In our gatherings in this place, we do this in a couple of ways. We sing hymns, read Psalms and include in our prayers expressions of awe and honor for who God is. In the Lord’s Prayer, in particular, we express our desire that God’s dreams direct our life and the life of the entire world. In our prayers, baptisms, and ordinations, we commit ourselves to furthering God’s dreams, not our own.
This kind of respect, living into God’s dreams instead of our own, is a practice we often forget. We let our personal desires for well-being, or comfort, or tradition, even our own sense of what is right, push out God’s dreams. Have you ever felt that from a beloved? It feels awful, like betrayal. And the only way to rebuild that respect is forgiveness. The love practice we must learn is to say we are sorry. The thing about God, is that God will be there for us whether we say we are sorry or not. The same cannot be said of human relationships. With God, we are beloved, no matter what. But the words, “I’m sorry,” say something to the beloved – that we recognize the hurt we have caused, and now it has caused us pain as well. Now, in forgiveness, we can heal each other.
So, we have appreciation, respect, apology. What else?
There are a couple more which may not seem at first blush to be acts of love, but they are. Like asking for help. We do this with God all the time! It may be the first most natural heart prayer from most human beings: Help me! It is why they say there are no atheists in foxholes. What if a friend of yours had a need, or was gravely ill, and they never told you, or asked for your help? Would that feel like love? When we are vulnerable enough to reach out for help, we are saying that we need the other, we need more than ourselves. It connects us. It is an act of love.
And what about complaint? Have you ever noticed in the Psalms that the writers do a lot of complaining? The Psalms of complaint are difficult to read. They sometimes feel hateful and violent. I find myself wondering what they are doing in the Bible! But they tell us that in the presence of God who is love, in the presence of our beloved, we can say whatever is in our hearts, even our anger, disillusionment, doubt. Our words can get down to our rotten core, the stuff we won’t let anyone else see. But with God, or a true beloved, we know it won’t destroy the relationship. Somehow, it is safe enough with the beloved to be completely ourselves, even in our ugliness. This kind of angry complaint can release the pent up frustration, and open us to healing.

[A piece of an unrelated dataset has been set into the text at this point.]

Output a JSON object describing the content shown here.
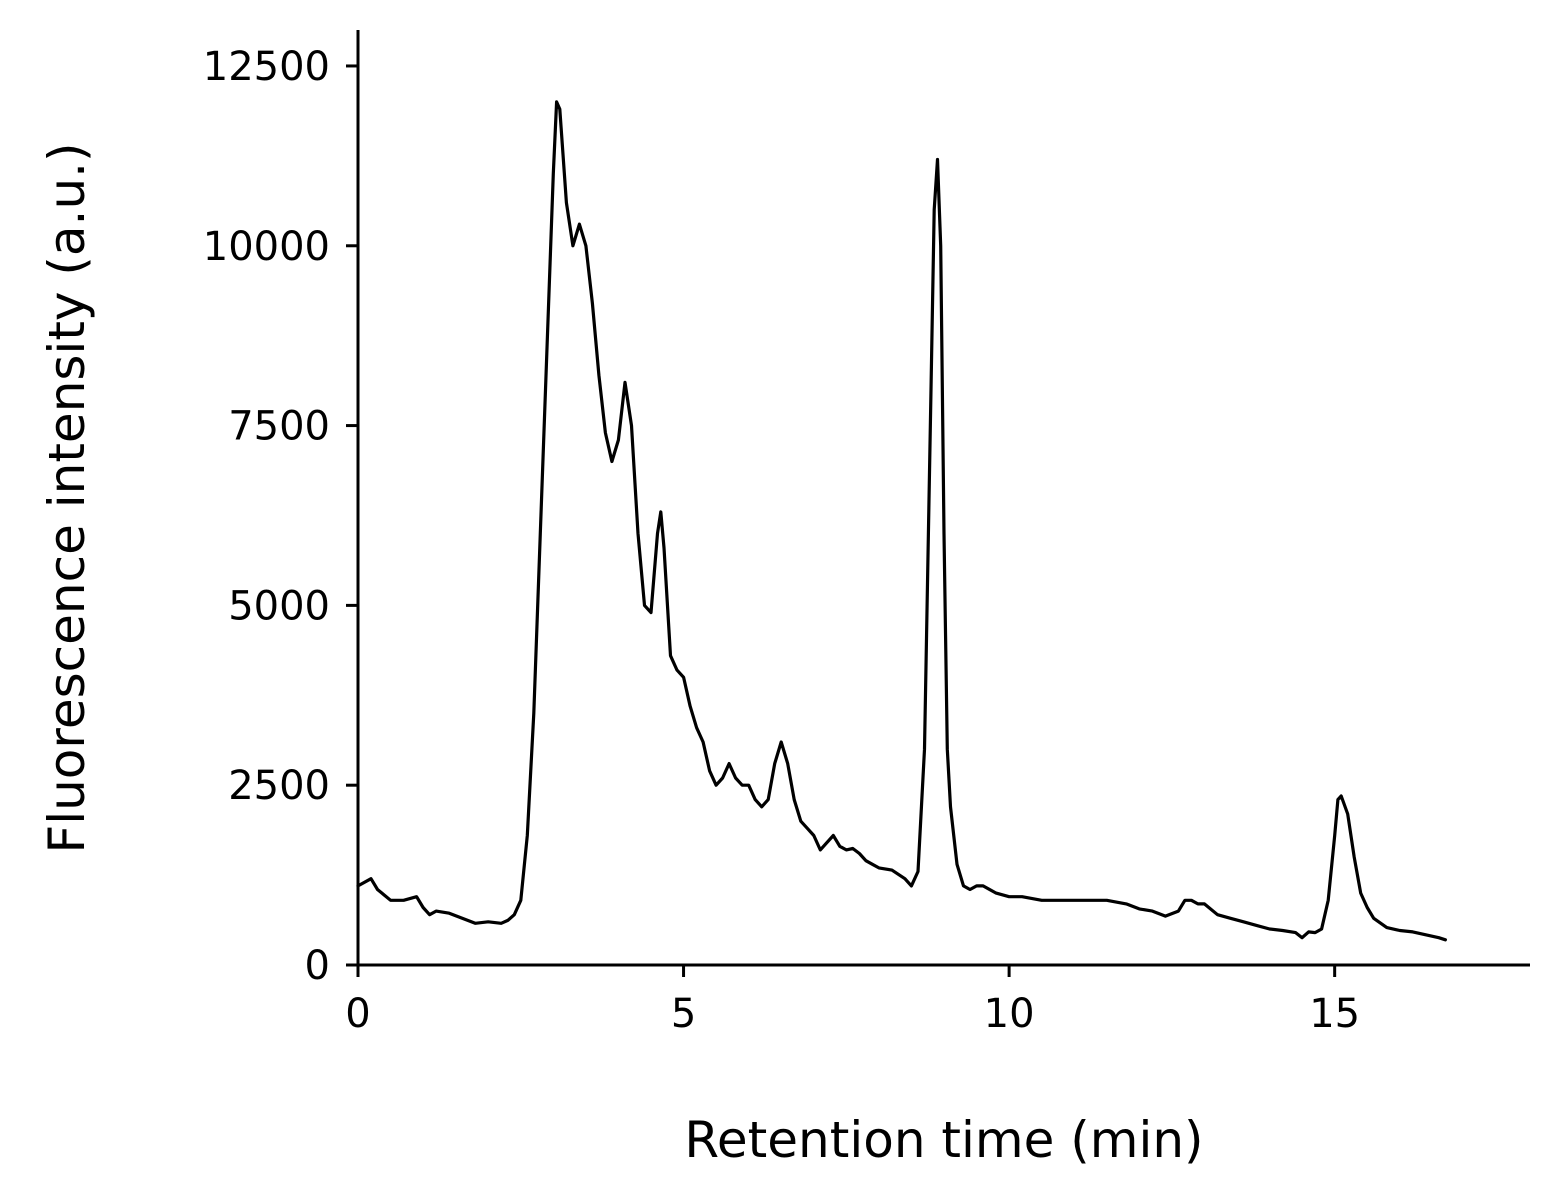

Maybe this is what is happening in those who are apparently turning their backs on God. Those who are leaving the church. It is their storm of protest. Can we trust that the God who is love will meet them in their complaint as well? That trust is an act of loving God.

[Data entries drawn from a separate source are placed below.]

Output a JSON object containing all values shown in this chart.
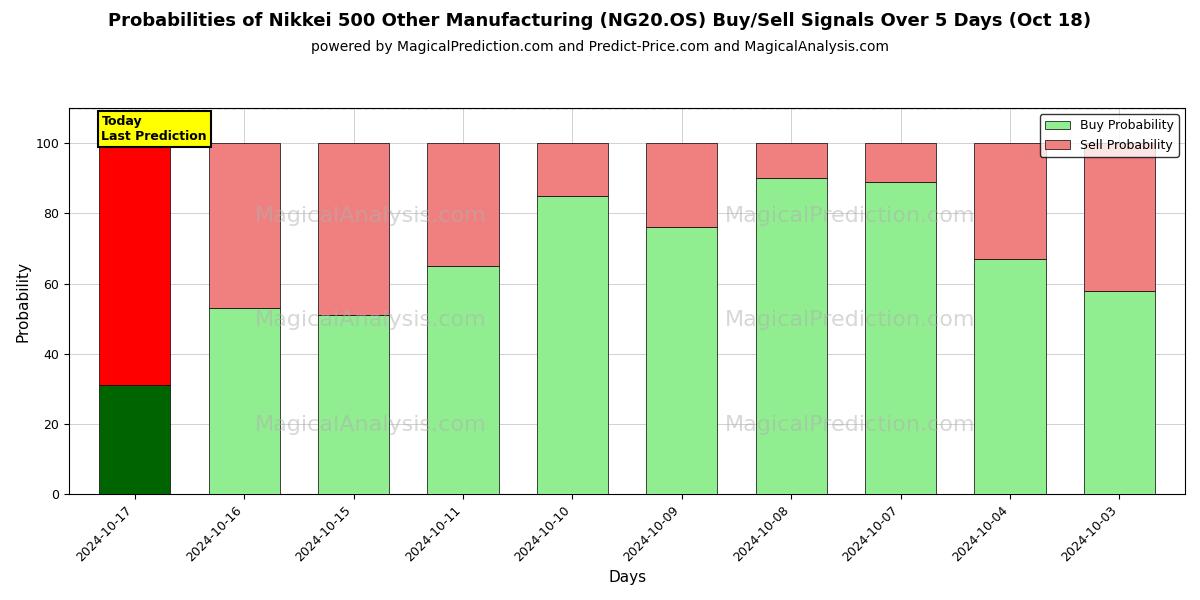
{
  "title": "Probabilities of Nikkei 500 Other Manufacturing (NG20.OS) Buy/Sell Signals Over 5 Days (Oct 18)",
  "subtitle": "powered by MagicalPrediction.com and Predict-Price.com and MagicalAnalysis.com",
  "xlabel": "Days",
  "ylabel": "Probability",
  "categories": [
    "2024-10-17",
    "2024-10-16",
    "2024-10-15",
    "2024-10-11",
    "2024-10-10",
    "2024-10-09",
    "2024-10-08",
    "2024-10-07",
    "2024-10-04",
    "2024-10-03"
  ],
  "buy_values": [
    31,
    53,
    51,
    65,
    85,
    76,
    90,
    89,
    67,
    58
  ],
  "sell_values": [
    69,
    47,
    49,
    35,
    15,
    24,
    10,
    11,
    33,
    42
  ],
  "today_index": 0,
  "buy_color_today": "#006400",
  "sell_color_today": "#FF0000",
  "buy_color_normal": "#90EE90",
  "sell_color_normal": "#F08080",
  "today_label_bg": "#FFFF00",
  "ylim": [
    0,
    110
  ],
  "dashed_line_y": 110,
  "legend_buy": "Buy Probability",
  "legend_sell": "Sell Probability",
  "bar_width": 0.65,
  "title_fontsize": 13,
  "subtitle_fontsize": 10,
  "axis_label_fontsize": 11,
  "tick_fontsize": 9
}
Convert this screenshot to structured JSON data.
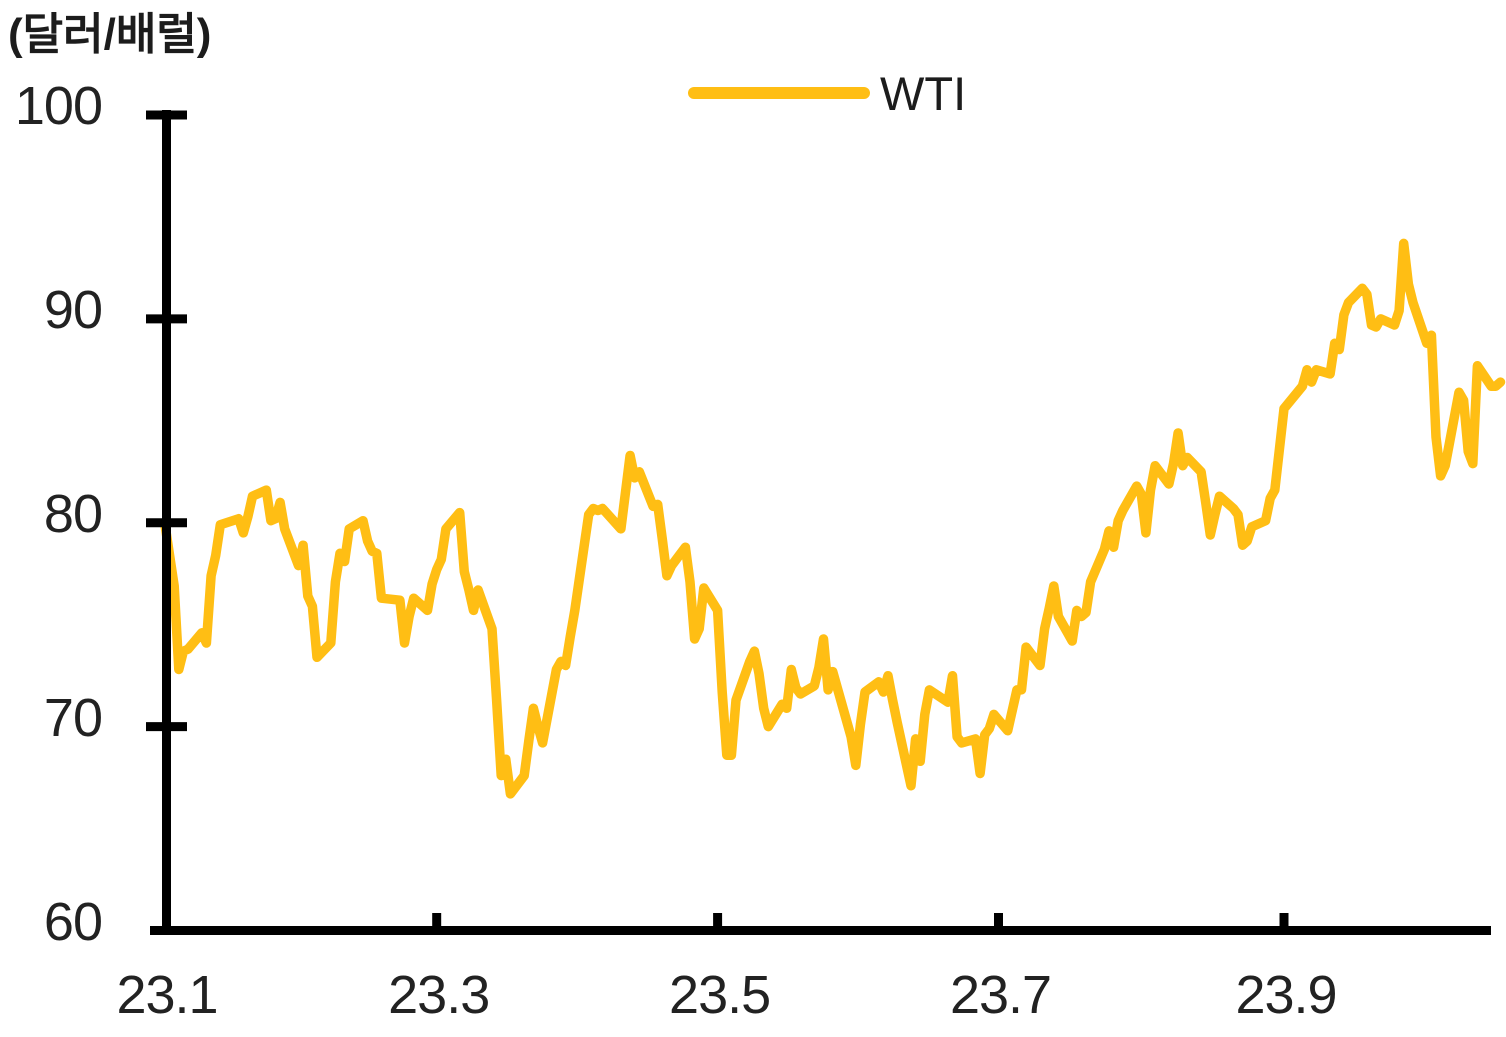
{
  "chart": {
    "unit_label": "(달러/배럴)"
  },
  "colors": {
    "line": "#FFBE14",
    "axis": "#000000",
    "tick_text": "#222222"
  },
  "chart_data": {
    "type": "line",
    "unit_label": "(달러/배럴)",
    "legend_position": "top-center",
    "grid": false,
    "ylim": [
      60,
      100
    ],
    "y_ticks": [
      100,
      90,
      80,
      70,
      60
    ],
    "x_ticks": [
      {
        "label": "23.1",
        "day": 1
      },
      {
        "label": "23.3",
        "day": 60
      },
      {
        "label": "23.5",
        "day": 121
      },
      {
        "label": "23.7",
        "day": 182
      },
      {
        "label": "23.9",
        "day": 244
      }
    ],
    "xlim_days": [
      1,
      292
    ],
    "series": [
      {
        "name": "WTI",
        "color": "#FFBE14",
        "points_day_value": [
          [
            1,
            79.9
          ],
          [
            3,
            76.9
          ],
          [
            4,
            72.8
          ],
          [
            5,
            73.7
          ],
          [
            6,
            73.8
          ],
          [
            9,
            74.6
          ],
          [
            10,
            74.1
          ],
          [
            11,
            77.4
          ],
          [
            12,
            78.4
          ],
          [
            13,
            79.9
          ],
          [
            17,
            80.2
          ],
          [
            18,
            79.5
          ],
          [
            19,
            80.3
          ],
          [
            20,
            81.3
          ],
          [
            23,
            81.6
          ],
          [
            24,
            80.1
          ],
          [
            25,
            80.2
          ],
          [
            26,
            81.0
          ],
          [
            27,
            79.7
          ],
          [
            30,
            77.9
          ],
          [
            31,
            78.9
          ],
          [
            32,
            76.4
          ],
          [
            33,
            75.9
          ],
          [
            34,
            73.4
          ],
          [
            37,
            74.1
          ],
          [
            38,
            77.1
          ],
          [
            39,
            78.5
          ],
          [
            40,
            78.1
          ],
          [
            41,
            79.7
          ],
          [
            44,
            80.1
          ],
          [
            45,
            79.1
          ],
          [
            46,
            78.6
          ],
          [
            47,
            78.5
          ],
          [
            48,
            76.3
          ],
          [
            52,
            76.2
          ],
          [
            53,
            74.1
          ],
          [
            54,
            75.4
          ],
          [
            55,
            76.3
          ],
          [
            58,
            75.7
          ],
          [
            59,
            77.0
          ],
          [
            60,
            77.7
          ],
          [
            61,
            78.2
          ],
          [
            62,
            79.7
          ],
          [
            65,
            80.5
          ],
          [
            66,
            77.6
          ],
          [
            67,
            76.7
          ],
          [
            68,
            75.7
          ],
          [
            69,
            76.7
          ],
          [
            72,
            74.8
          ],
          [
            73,
            71.3
          ],
          [
            74,
            67.6
          ],
          [
            75,
            68.4
          ],
          [
            76,
            66.7
          ],
          [
            79,
            67.6
          ],
          [
            80,
            69.3
          ],
          [
            81,
            70.9
          ],
          [
            82,
            70.0
          ],
          [
            83,
            69.2
          ],
          [
            86,
            72.8
          ],
          [
            87,
            73.2
          ],
          [
            88,
            73.0
          ],
          [
            89,
            74.4
          ],
          [
            90,
            75.7
          ],
          [
            93,
            80.4
          ],
          [
            94,
            80.7
          ],
          [
            95,
            80.6
          ],
          [
            96,
            80.7
          ],
          [
            100,
            79.7
          ],
          [
            101,
            81.5
          ],
          [
            102,
            83.3
          ],
          [
            103,
            82.2
          ],
          [
            104,
            82.5
          ],
          [
            107,
            80.8
          ],
          [
            108,
            80.9
          ],
          [
            109,
            79.2
          ],
          [
            110,
            77.4
          ],
          [
            111,
            77.9
          ],
          [
            114,
            78.8
          ],
          [
            115,
            77.1
          ],
          [
            116,
            74.3
          ],
          [
            117,
            74.8
          ],
          [
            118,
            76.8
          ],
          [
            121,
            75.7
          ],
          [
            122,
            71.7
          ],
          [
            123,
            68.6
          ],
          [
            124,
            68.6
          ],
          [
            125,
            71.3
          ],
          [
            128,
            73.2
          ],
          [
            129,
            73.7
          ],
          [
            130,
            72.6
          ],
          [
            131,
            70.9
          ],
          [
            132,
            70.0
          ],
          [
            135,
            71.1
          ],
          [
            136,
            70.9
          ],
          [
            137,
            72.8
          ],
          [
            138,
            71.9
          ],
          [
            139,
            71.6
          ],
          [
            142,
            72.0
          ],
          [
            143,
            72.9
          ],
          [
            144,
            74.3
          ],
          [
            145,
            71.8
          ],
          [
            146,
            72.7
          ],
          [
            150,
            69.5
          ],
          [
            151,
            68.1
          ],
          [
            152,
            70.1
          ],
          [
            153,
            71.7
          ],
          [
            156,
            72.2
          ],
          [
            157,
            71.7
          ],
          [
            158,
            72.5
          ],
          [
            159,
            71.3
          ],
          [
            160,
            70.2
          ],
          [
            163,
            67.1
          ],
          [
            164,
            69.4
          ],
          [
            165,
            68.3
          ],
          [
            166,
            70.6
          ],
          [
            167,
            71.8
          ],
          [
            171,
            71.2
          ],
          [
            172,
            72.5
          ],
          [
            173,
            69.5
          ],
          [
            174,
            69.2
          ],
          [
            177,
            69.4
          ],
          [
            178,
            67.7
          ],
          [
            179,
            69.6
          ],
          [
            180,
            69.9
          ],
          [
            181,
            70.6
          ],
          [
            184,
            69.8
          ],
          [
            186,
            71.8
          ],
          [
            187,
            71.8
          ],
          [
            188,
            73.9
          ],
          [
            191,
            73.0
          ],
          [
            192,
            74.8
          ],
          [
            193,
            75.8
          ],
          [
            194,
            76.9
          ],
          [
            195,
            75.4
          ],
          [
            198,
            74.2
          ],
          [
            199,
            75.7
          ],
          [
            200,
            75.4
          ],
          [
            201,
            75.6
          ],
          [
            202,
            77.1
          ],
          [
            205,
            78.7
          ],
          [
            206,
            79.6
          ],
          [
            207,
            78.8
          ],
          [
            208,
            80.1
          ],
          [
            209,
            80.6
          ],
          [
            212,
            81.8
          ],
          [
            213,
            81.4
          ],
          [
            214,
            79.5
          ],
          [
            215,
            81.6
          ],
          [
            216,
            82.8
          ],
          [
            219,
            81.9
          ],
          [
            220,
            82.9
          ],
          [
            221,
            84.4
          ],
          [
            222,
            82.8
          ],
          [
            223,
            83.2
          ],
          [
            226,
            82.5
          ],
          [
            227,
            81.0
          ],
          [
            228,
            79.4
          ],
          [
            229,
            80.4
          ],
          [
            230,
            81.3
          ],
          [
            233,
            80.7
          ],
          [
            234,
            80.4
          ],
          [
            235,
            78.9
          ],
          [
            236,
            79.1
          ],
          [
            237,
            79.8
          ],
          [
            240,
            80.1
          ],
          [
            241,
            81.2
          ],
          [
            242,
            81.6
          ],
          [
            243,
            83.6
          ],
          [
            244,
            85.6
          ],
          [
            248,
            86.7
          ],
          [
            249,
            87.5
          ],
          [
            250,
            86.9
          ],
          [
            251,
            87.5
          ],
          [
            254,
            87.3
          ],
          [
            255,
            88.8
          ],
          [
            256,
            88.5
          ],
          [
            257,
            90.2
          ],
          [
            258,
            90.8
          ],
          [
            261,
            91.5
          ],
          [
            262,
            91.2
          ],
          [
            263,
            89.7
          ],
          [
            264,
            89.6
          ],
          [
            265,
            90.0
          ],
          [
            268,
            89.7
          ],
          [
            269,
            90.4
          ],
          [
            270,
            93.7
          ],
          [
            271,
            91.7
          ],
          [
            272,
            90.8
          ],
          [
            275,
            88.8
          ],
          [
            276,
            89.2
          ],
          [
            277,
            84.2
          ],
          [
            278,
            82.3
          ],
          [
            279,
            82.8
          ],
          [
            282,
            86.4
          ],
          [
            283,
            86.0
          ],
          [
            284,
            83.5
          ],
          [
            285,
            82.9
          ],
          [
            286,
            87.7
          ],
          [
            289,
            86.7
          ],
          [
            290,
            86.7
          ],
          [
            291,
            86.9
          ]
        ]
      }
    ]
  }
}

How do we love God? By saying “Thank you,” by honoring God’s person, ways and dreams, by saying we are sorry, by asking for help, and sometimes by bringing God our complaints. But you will likely forget this list. So, this week, just think about a beloved of your life, and practice doing the same things for God which help you feel loved by your beloved.

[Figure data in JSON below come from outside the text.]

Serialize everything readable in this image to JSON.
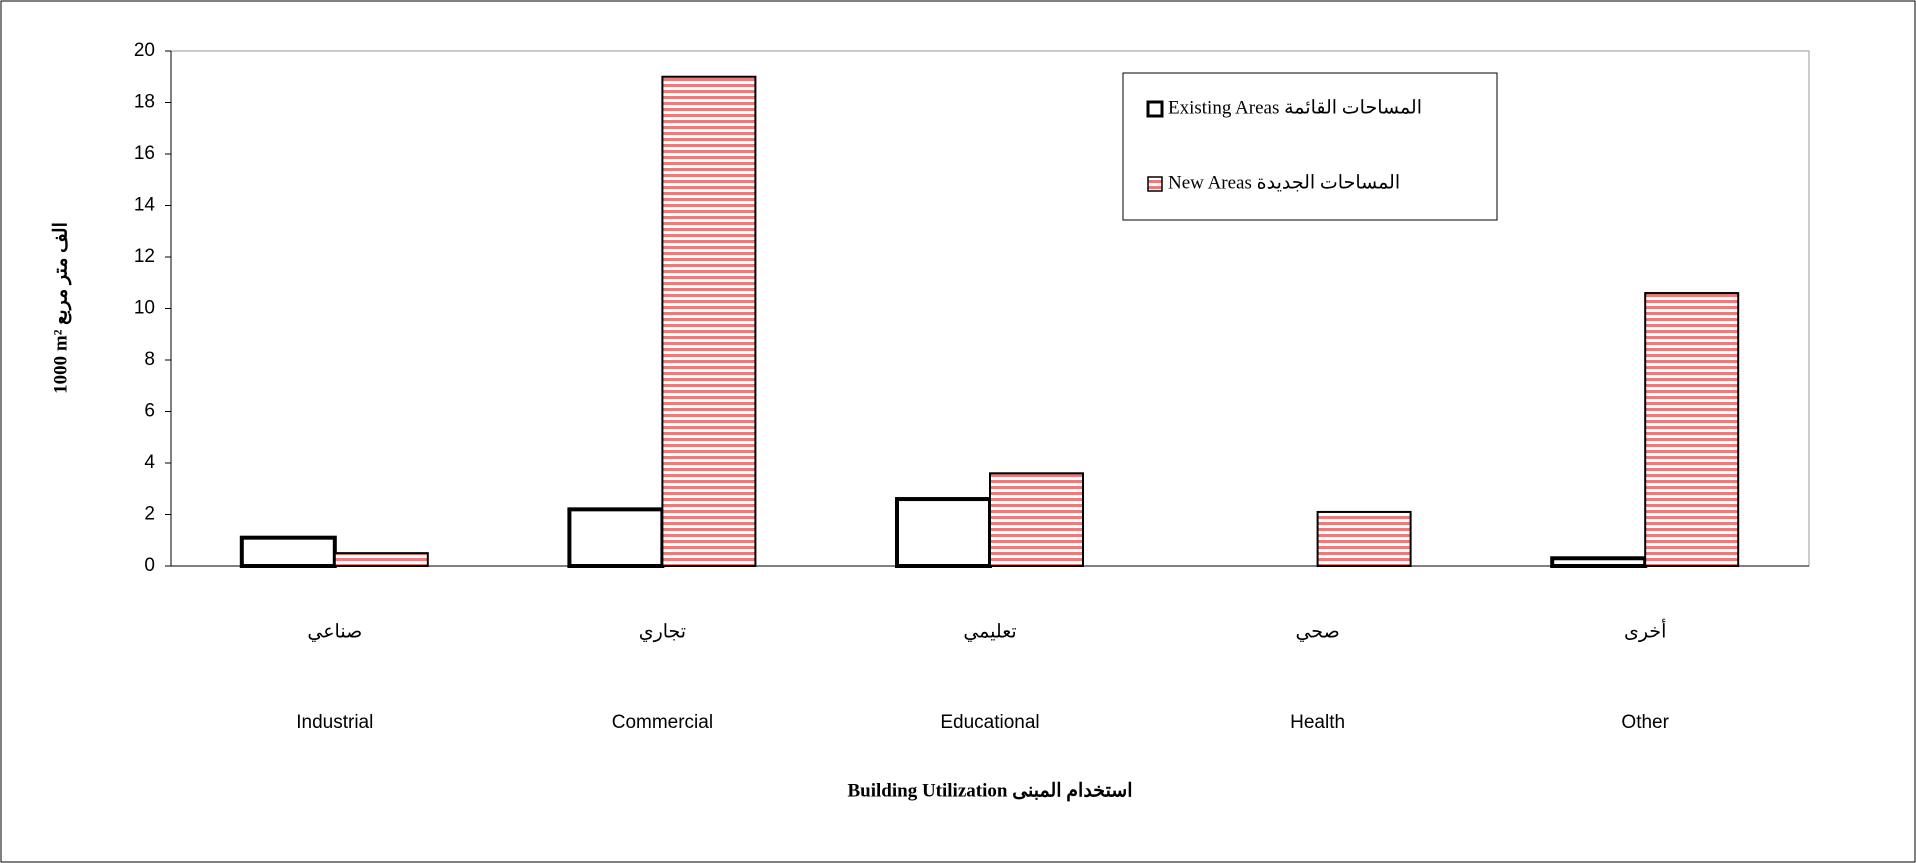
{
  "chart_data": {
    "type": "bar",
    "y_label": "1000 m²  الف متر مربع",
    "x_label": "Building Utilization استخدام المبنى",
    "categories": [
      "Industrial",
      "Commercial",
      "Educational",
      "Health",
      "Other"
    ],
    "category_labels_ar": [
      "صناعي",
      "تجاري",
      "تعليمي",
      "صحي",
      "أخرى"
    ],
    "series": [
      {
        "name": "Existing Areas المساحات القائمة",
        "color": "#000000",
        "pattern": "none",
        "values": [
          1.1,
          2.2,
          2.6,
          null,
          0.3
        ]
      },
      {
        "name": "New Areas المساحات الجديدة",
        "color": "#f07a7a",
        "pattern": "horizontal-stripes",
        "values": [
          0.5,
          19,
          3.6,
          2.1,
          10.6
        ]
      }
    ],
    "ylim": [
      0,
      20
    ],
    "yticks": [
      0,
      2,
      4,
      6,
      8,
      10,
      12,
      14,
      16,
      18,
      20
    ],
    "grid": false,
    "legend": "top-right"
  }
}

I think Paul’s prayer for the Ephesians would be a good prayer for us right now: I pray that you may have the power to comprehend, with all the saints, what is the breadth and length and height and depth of Christ’s love that surpasses knowledge, so that you may be filled with all the fullness of God. (Ephesians 3:18)
[1] McLaren, Brian D. (2014-06-10). We Make the Road by Walking: A Year-Long Quest for Spiritual Formation, Reorientation, and Activation (p. 211). FaithWords.
[2] Pew Research Center
[3] “Nones” on the Rise
[4] Richard Rohr, “Just Do It,” Daily Meditation, Thursday, June 25, 2015.